Turning to specifics, there are just four public statements made during the class period on which plaintiffs purport to rely in their response to defendant's summary judgment motion. See Pl. Mem., at 6, 8-9. See generally, In re Seagate Technology II Sec. Litig., 1995 U.S. Dist. LEXIS 2052, 1995 WL 66841, at *4 (N.D. Cal. Feb. 8, 1995) ("In a securities class action lawsuit, liability cannot attach to statements made either before or after the class period.").

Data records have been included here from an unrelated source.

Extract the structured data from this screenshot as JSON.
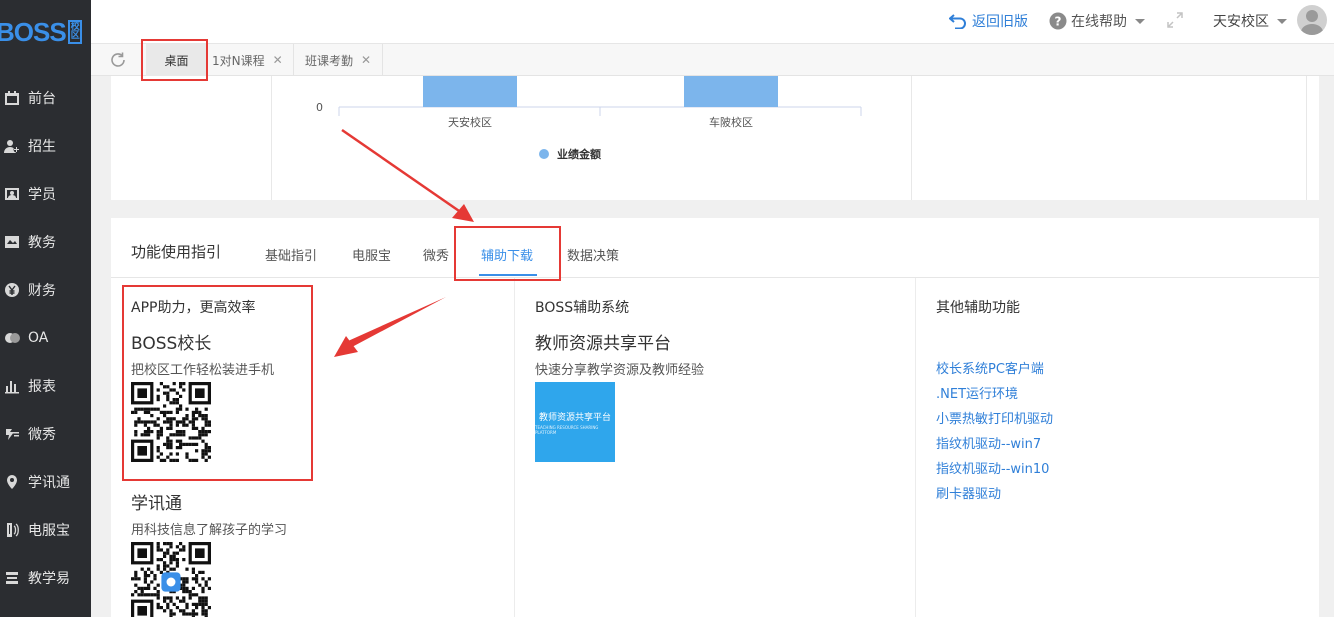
{
  "brand": {
    "logo_text": "BOSS",
    "logo_badge": "校区"
  },
  "sidebar": {
    "items": [
      {
        "label": "前台",
        "icon": "calendar-icon"
      },
      {
        "label": "招生",
        "icon": "user-add-icon"
      },
      {
        "label": "学员",
        "icon": "id-card-icon"
      },
      {
        "label": "教务",
        "icon": "book-icon"
      },
      {
        "label": "财务",
        "icon": "yen-icon"
      },
      {
        "label": "OA",
        "icon": "chat-icon"
      },
      {
        "label": "报表",
        "icon": "bar-chart-icon"
      },
      {
        "label": "微秀",
        "icon": "weixiu-icon"
      },
      {
        "label": "学讯通",
        "icon": "location-icon"
      },
      {
        "label": "电服宝",
        "icon": "phone-icon"
      },
      {
        "label": "教学易",
        "icon": "teaching-icon"
      }
    ]
  },
  "header": {
    "back_old": "返回旧版",
    "online_help": "在线帮助",
    "campus": "天安校区"
  },
  "tabs": [
    {
      "label": "桌面"
    },
    {
      "label": "1对N课程"
    },
    {
      "label": "班课考勤"
    }
  ],
  "chart_data": {
    "type": "bar",
    "categories": [
      "天安校区",
      "车陂校区"
    ],
    "series": [
      {
        "name": "业绩金额",
        "values": [
          null,
          null
        ]
      }
    ],
    "y_tick_visible": "0"
  },
  "guide": {
    "title": "功能使用指引",
    "tabs": [
      "基础指引",
      "电服宝",
      "微秀",
      "辅助下载",
      "数据决策"
    ],
    "active_tab": "辅助下载",
    "col1": {
      "heading": "APP助力，更高效率",
      "apps": [
        {
          "name": "BOSS校长",
          "desc": "把校区工作轻松装进手机"
        },
        {
          "name": "学讯通",
          "desc": "用科技信息了解孩子的学习"
        }
      ]
    },
    "col2": {
      "heading": "BOSS辅助系统",
      "app_name": "教师资源共享平台",
      "app_desc": "快速分享教学资源及教师经验",
      "image_title": "教师资源共享平台",
      "image_subtitle": "TEACHING RESOURCE SHARING PLATFORM"
    },
    "col3": {
      "heading": "其他辅助功能",
      "links": [
        "校长系统PC客户端",
        ".NET运行环境",
        "小票热敏打印机驱动",
        "指纹机驱动--win7",
        "指纹机驱动--win10",
        "刷卡器驱动"
      ]
    }
  },
  "colors": {
    "accent": "#3a8fe8",
    "bar": "#7cb5ec",
    "annotation": "#e53935",
    "sidebar_bg": "#2b2d31"
  }
}
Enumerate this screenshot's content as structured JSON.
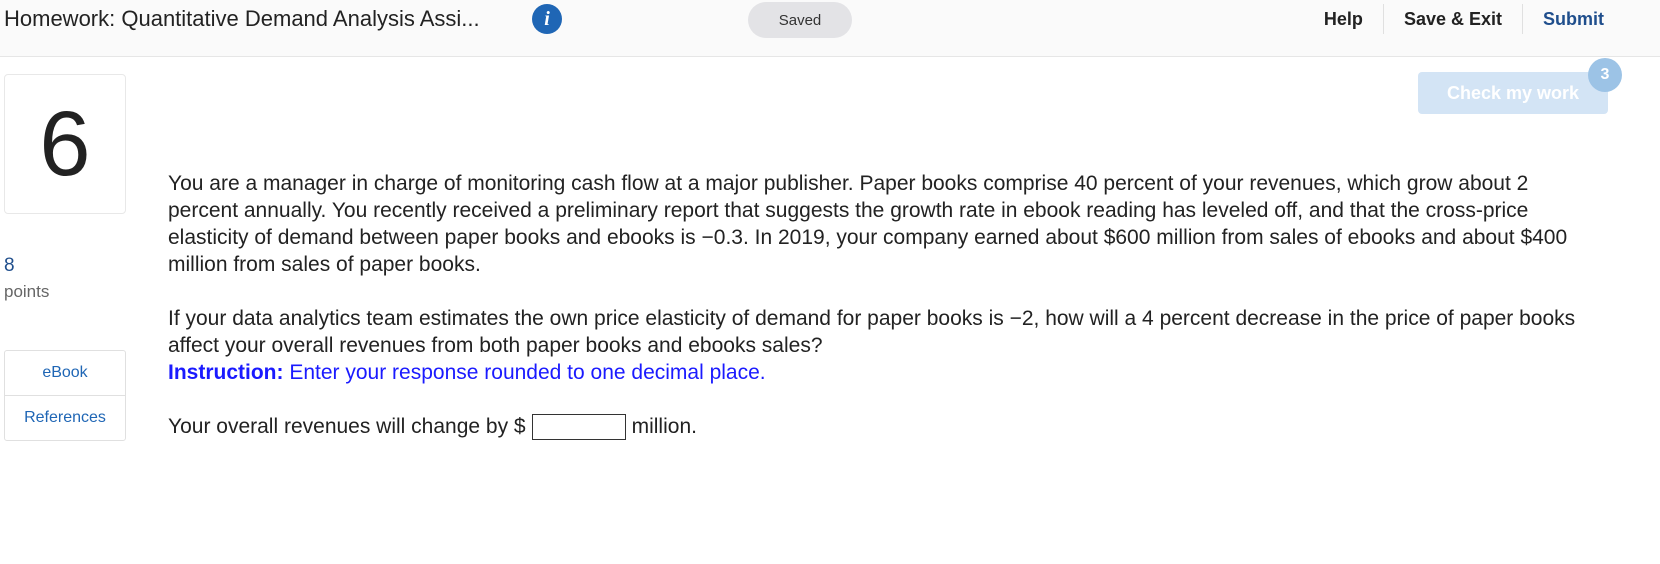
{
  "header": {
    "title": "Homework: Quantitative Demand Analysis Assi...",
    "info_icon": "info-icon",
    "saved_label": "Saved",
    "actions": {
      "help": "Help",
      "save_exit": "Save & Exit",
      "submit": "Submit"
    }
  },
  "question": {
    "number": "6",
    "points_value": "8",
    "points_label": "points",
    "side_links": [
      "eBook",
      "References"
    ]
  },
  "check_my_work": {
    "label": "Check my work",
    "badge": "3"
  },
  "content": {
    "paragraph1": "You are a manager in charge of monitoring cash flow at a major publisher. Paper books comprise 40 percent of your revenues, which grow about 2 percent annually. You recently received a preliminary report that suggests the growth rate in ebook reading has leveled off, and that the cross-price elasticity of demand between paper books and ebooks is −0.3. In 2019, your company earned about $600 million from sales of ebooks and about $400 million from sales of paper books.",
    "paragraph2": "If your data analytics team estimates the own price elasticity of demand for paper books is −2, how will a 4 percent decrease in the price of paper books affect your overall revenues from both paper books and ebooks sales?",
    "instruction_label": "Instruction:",
    "instruction_text": " Enter your response rounded to one decimal place.",
    "answer_prefix": "Your overall revenues will change by $",
    "answer_value": "",
    "answer_suffix": "million."
  },
  "colors": {
    "accent": "#1f66b5",
    "instruction": "#1a1aff",
    "check_button": "#d3e4f5"
  }
}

The first of these statements was made by Frank A. Metz, Jr., IBM's Senior Vice President for Corporate Finance and Planning, on September 30, 1996, i.e., a day after IBM announced large new restructuring changes and layoffs. Metz, in the statement relied on by plaintiffs, tells a group of market analysts: "So I will say again what I've said before. I have no plan, no desire, and I see no need to cut the dividend." Pl. Exh. 12, at 20. Legal context quite aside, no reasonable investor could regard this statement as more than a short-term assurance, for it is immediately preceded by the statement that "Whether or not we earn the dividend this year, we'll see," id., and followed by the statement that "we have to get back to an earnings level that does cover our dividend. But I see no short-term problem at all." Id. As Metz correctly predicted, the Board, despite poor third-quarter earnings, voted the full dividend for the fourth quarter of 1992, four weeks after this statement. See Def. Exh. 68 (IBM Board of Directors Minutes of Meeting 10/27/92).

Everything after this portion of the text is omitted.